Figures from the Metropolitan Police, obtained by The Sun on Sunday under Freedom of Information laws, show that there were 613 cases of violence and assault linked to bookmakers last year.
The number of incidents has risen by more than 100 compared to last year. In addition, police in London were called to 700 incidents of criminal damage in or around betting shops.
Overall, the number of ‘betting rage’ incidents in London last year amounted to over 1,300.
It’s extremely alarming such incidents are rising. FOBTs are socially destructive.Dan Boucher, CARE
A 31-year-old man in West Yorkshire, who lost £30,000 in a month, was given 200 hours of community service after vandalising two bookmakers.
And a 38-year-old man is said to have flown into a “betting rage” and smashed five FOBTs after he lost £1,000.
His solicitor said the amounts being wagered are “phenomenal” and added that the bookies “know they are the cocaine of gambling”, with people “losing vast amounts of money which they can’t afford to lose”.
Dan Boucher, spokesman for campaign group CARE, said: “It’s extremely alarming such incidents are rising. FOBTs are socially destructive.”

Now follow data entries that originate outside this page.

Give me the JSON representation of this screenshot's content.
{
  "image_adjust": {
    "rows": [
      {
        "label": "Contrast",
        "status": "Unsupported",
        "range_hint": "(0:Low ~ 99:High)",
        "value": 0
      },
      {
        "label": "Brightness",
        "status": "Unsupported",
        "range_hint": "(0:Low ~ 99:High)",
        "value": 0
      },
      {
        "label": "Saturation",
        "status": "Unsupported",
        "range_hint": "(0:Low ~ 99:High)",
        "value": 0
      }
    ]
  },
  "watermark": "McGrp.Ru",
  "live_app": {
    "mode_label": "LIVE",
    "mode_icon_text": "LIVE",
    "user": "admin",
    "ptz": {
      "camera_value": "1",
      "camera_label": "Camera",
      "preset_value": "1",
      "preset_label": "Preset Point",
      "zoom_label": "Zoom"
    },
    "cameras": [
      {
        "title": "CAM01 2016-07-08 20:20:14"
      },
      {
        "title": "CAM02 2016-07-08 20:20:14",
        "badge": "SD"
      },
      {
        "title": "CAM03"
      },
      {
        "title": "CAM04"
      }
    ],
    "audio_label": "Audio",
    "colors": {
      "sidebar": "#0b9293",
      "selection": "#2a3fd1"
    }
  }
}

Earlier this year, Dr Boucher welcomed a bid by Lord Clement-Jones to reduce the maximum stake on FOBTs from £100 to £2, saying this was: “The best way to address the problem”.
However, the Government rejected the bid claiming that it has already introduced “stronger gambling controls to further protect players and promote responsible gambling”.
The Campaign for Fairer Gambling also supports a lower maximum stake, arguing that it would limit addiction and reduce violence.
FOBTs are estimated to be worth up to £1.6 billion a year to bookmakers.